Post by freckles1880 » December 31st, 2012, 4:19 pm

BKK wrote:
freckles1880 wrote:The EP said NO sling and the nurse gave me one and suggested that I ONLY use it at night as that is when I would try to raise my arms.
That brings up another issue, and that is contradictory instructions from the doctor and the discharge nurse. I have had that happen a lot.

Who do you follow?

Personally, I would go by the doctors instructions, but since the discharge nurse is the last one to talk to you, and they are usually the only one providing you with written instructions, it's easy to imagine that the doctor changed something after talking to you and that the nurse has the most up to date instructions from the doctor. OTOH, maybe the nurse is giving you the hospital's generic instructions rather than the doctor's individualized instructions.

I'm more inclined to go by the doctor's instructions if I felt I had understood them clearly. Or call him/her for clarification if I didn't.

Brian
Brian you are correct. We should follow the doctors advise over the nurse. But I did take the sling and used it for several nights. I was still trying to find out what they had now put into my body (my ICD) and how I was suppose to live with that electrical thing in there. The Nurse's comments made me feel a little better and I followed her advise.
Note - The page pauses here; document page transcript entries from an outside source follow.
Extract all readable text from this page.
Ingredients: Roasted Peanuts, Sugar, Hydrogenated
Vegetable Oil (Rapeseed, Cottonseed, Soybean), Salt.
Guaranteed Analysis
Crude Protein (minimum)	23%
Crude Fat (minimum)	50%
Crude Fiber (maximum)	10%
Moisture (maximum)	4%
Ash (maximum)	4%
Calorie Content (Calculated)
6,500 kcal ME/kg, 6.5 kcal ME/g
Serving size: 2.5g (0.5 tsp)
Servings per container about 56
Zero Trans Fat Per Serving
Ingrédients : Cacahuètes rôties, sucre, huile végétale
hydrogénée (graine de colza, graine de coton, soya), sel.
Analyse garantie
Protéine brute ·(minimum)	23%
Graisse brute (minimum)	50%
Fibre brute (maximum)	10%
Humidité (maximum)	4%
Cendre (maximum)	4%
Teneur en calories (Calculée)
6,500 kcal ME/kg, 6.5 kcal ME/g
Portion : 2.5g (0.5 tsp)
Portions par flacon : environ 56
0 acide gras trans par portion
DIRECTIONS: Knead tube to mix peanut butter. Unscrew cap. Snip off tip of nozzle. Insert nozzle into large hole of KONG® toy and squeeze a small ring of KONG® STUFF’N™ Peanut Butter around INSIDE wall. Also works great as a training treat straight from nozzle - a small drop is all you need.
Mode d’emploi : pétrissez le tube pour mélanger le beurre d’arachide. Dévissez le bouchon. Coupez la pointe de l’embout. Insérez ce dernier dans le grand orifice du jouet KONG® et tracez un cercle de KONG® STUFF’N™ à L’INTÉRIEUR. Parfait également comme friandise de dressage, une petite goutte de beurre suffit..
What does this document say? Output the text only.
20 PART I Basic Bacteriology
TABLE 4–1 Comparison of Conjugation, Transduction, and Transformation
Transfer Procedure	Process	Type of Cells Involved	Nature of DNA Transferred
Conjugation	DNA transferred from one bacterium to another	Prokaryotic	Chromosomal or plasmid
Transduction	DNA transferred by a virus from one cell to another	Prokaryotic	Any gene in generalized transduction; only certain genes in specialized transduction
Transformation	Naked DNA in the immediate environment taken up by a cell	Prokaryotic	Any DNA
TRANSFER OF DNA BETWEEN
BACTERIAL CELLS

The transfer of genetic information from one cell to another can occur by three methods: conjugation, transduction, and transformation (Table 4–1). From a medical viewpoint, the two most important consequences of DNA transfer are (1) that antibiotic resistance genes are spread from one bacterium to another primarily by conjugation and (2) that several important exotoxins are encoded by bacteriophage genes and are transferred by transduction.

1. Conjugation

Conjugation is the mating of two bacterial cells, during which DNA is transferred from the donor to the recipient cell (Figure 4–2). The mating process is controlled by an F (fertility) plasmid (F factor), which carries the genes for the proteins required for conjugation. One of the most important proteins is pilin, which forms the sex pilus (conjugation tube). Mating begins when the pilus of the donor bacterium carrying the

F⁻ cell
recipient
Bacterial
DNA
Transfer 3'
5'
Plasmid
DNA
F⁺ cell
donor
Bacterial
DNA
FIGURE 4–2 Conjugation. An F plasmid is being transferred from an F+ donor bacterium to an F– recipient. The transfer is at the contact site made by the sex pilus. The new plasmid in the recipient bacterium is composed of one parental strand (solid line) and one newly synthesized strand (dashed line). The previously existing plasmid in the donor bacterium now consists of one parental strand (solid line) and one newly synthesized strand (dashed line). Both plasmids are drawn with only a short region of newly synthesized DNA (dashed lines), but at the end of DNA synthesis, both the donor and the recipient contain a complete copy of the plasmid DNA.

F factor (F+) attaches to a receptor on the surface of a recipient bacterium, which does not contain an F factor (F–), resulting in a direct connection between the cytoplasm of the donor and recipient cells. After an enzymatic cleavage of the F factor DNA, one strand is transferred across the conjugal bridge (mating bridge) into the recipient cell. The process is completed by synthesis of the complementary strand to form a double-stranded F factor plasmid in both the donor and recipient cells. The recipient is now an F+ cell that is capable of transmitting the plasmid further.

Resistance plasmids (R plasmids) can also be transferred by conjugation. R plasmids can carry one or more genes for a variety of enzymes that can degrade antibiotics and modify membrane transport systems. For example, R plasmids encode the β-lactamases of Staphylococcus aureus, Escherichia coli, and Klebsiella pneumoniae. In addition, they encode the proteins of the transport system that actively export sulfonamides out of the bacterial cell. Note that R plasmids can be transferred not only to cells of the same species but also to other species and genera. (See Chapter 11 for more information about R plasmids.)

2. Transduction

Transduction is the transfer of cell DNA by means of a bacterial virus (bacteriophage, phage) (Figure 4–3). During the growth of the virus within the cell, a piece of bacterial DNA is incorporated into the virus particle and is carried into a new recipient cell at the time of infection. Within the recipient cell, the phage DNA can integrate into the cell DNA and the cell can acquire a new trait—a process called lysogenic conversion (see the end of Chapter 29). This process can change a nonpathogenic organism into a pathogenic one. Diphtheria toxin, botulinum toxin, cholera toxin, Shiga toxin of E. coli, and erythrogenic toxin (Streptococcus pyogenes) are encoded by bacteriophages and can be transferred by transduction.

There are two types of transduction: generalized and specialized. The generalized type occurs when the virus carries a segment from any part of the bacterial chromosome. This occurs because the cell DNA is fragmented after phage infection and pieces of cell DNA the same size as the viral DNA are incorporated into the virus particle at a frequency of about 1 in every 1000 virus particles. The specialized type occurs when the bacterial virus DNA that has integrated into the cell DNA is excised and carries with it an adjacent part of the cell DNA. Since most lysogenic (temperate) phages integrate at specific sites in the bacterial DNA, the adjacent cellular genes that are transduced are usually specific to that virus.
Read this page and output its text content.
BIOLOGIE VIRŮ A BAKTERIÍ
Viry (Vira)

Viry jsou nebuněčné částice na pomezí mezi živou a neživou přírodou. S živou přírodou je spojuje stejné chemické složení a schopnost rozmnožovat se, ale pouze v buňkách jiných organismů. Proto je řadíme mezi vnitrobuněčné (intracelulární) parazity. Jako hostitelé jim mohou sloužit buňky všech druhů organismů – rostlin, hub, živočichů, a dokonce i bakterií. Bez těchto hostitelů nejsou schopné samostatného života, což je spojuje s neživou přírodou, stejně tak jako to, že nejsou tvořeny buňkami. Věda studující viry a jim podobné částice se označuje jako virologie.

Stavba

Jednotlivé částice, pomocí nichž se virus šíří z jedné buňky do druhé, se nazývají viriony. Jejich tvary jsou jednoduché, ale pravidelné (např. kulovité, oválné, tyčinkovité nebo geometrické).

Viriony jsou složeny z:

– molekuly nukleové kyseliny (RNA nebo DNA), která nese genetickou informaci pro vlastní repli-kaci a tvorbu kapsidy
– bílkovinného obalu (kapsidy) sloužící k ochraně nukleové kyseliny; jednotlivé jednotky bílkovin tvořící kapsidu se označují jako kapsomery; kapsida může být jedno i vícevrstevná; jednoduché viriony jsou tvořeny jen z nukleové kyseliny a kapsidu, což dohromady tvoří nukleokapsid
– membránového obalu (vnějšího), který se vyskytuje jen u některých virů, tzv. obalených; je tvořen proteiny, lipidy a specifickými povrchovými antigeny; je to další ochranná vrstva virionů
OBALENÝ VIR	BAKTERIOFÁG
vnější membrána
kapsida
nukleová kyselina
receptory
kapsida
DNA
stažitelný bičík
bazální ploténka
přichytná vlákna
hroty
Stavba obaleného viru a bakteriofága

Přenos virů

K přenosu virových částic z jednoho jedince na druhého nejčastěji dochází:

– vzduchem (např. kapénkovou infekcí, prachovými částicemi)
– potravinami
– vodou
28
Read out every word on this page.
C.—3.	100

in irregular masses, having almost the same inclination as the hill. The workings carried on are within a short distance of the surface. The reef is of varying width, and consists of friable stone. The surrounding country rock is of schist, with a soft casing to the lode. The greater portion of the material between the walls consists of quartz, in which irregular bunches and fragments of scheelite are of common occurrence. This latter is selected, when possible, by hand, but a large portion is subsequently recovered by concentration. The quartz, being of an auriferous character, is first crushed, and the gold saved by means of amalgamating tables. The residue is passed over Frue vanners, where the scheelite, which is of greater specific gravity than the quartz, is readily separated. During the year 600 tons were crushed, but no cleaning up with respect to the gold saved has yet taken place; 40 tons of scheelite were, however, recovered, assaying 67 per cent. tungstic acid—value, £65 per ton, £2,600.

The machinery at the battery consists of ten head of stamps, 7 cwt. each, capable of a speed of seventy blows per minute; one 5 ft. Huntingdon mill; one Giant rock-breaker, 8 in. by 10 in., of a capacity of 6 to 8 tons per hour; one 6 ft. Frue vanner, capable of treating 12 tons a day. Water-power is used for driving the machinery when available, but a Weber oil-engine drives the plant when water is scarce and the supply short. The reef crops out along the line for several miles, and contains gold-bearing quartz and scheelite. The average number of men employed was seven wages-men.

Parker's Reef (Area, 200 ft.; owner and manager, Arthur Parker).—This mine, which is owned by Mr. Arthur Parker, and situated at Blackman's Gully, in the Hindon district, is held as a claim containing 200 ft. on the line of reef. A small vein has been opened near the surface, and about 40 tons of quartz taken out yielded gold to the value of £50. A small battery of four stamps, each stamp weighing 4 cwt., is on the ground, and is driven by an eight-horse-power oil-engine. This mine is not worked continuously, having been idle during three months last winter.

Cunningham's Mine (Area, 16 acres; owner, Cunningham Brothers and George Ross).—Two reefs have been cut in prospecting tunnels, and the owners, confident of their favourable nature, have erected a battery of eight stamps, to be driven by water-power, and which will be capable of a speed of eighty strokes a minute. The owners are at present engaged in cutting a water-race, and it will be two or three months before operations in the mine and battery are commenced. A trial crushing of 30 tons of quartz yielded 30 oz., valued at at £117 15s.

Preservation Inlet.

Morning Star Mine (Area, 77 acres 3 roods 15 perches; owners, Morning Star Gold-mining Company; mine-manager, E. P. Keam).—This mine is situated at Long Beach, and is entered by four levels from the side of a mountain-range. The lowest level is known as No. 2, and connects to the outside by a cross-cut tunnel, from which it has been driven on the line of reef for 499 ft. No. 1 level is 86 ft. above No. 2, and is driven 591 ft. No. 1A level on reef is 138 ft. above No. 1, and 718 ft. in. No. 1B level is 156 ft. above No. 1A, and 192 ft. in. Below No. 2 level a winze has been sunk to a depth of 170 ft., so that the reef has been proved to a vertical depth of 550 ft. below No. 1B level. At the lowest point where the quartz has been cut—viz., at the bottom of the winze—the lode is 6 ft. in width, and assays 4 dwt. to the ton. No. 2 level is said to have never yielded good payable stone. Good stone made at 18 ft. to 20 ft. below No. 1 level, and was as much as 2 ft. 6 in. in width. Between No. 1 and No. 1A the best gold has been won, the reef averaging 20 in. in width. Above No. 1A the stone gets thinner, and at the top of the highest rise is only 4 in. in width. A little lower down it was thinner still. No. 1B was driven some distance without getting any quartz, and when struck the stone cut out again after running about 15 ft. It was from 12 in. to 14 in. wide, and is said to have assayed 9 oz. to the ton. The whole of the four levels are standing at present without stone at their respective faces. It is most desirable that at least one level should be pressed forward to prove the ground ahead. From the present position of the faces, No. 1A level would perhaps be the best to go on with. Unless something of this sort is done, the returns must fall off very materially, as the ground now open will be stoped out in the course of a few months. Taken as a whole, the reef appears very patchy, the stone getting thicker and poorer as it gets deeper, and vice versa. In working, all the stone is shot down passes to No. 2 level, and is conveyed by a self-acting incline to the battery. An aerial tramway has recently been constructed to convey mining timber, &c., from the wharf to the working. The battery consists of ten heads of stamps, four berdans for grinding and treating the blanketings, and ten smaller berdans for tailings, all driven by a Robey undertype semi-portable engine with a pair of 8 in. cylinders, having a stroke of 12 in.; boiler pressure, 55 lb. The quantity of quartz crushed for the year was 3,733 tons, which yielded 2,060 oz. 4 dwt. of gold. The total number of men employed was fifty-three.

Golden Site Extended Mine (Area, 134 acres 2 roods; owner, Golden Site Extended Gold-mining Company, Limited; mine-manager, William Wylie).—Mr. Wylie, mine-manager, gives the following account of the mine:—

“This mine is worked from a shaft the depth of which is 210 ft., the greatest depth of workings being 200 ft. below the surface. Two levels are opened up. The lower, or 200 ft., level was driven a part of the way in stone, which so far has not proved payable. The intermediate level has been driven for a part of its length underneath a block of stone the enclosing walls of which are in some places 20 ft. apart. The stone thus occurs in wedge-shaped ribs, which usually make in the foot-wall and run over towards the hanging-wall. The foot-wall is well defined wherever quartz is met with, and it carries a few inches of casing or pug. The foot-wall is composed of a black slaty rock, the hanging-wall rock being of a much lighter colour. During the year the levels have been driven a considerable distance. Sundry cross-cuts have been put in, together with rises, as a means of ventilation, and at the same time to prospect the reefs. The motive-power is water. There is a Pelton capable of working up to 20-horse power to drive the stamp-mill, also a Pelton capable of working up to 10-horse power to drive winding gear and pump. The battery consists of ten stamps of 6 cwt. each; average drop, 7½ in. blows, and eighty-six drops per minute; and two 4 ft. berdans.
Now for the other side. I have an EP/Cardiologist and his devise Nurse who prescribe most of my medicines, I have my Primary Doctor who does not fully understand ICD's. When ever my primary MD suggests a medicine change or anything to do with my heart or blood, I verify the information with my EP or his Nurse. I have more confidence in them. wavhi
Bob

Medtronic-Visia AF implanted 7-8-2016 stayed with the with 6947 Sprint Quattro Secure lead. Original ICD implant 2-4-2009. ICD turned off 10-6-17 as stage 4 lung cancer taking over.
Major heart attack, carcinogenic shock and quad bypass 10-13-08 post myocardial infarction, old inferior MI complicated by shock and CHF, combined, Atherosclerosis, abdominal aortic Aneurysm, Seroma 7 cm, left leg. Stent in the left main vein 10-7-2014

My "Wardens" are my bride of 54+ years and my daughters.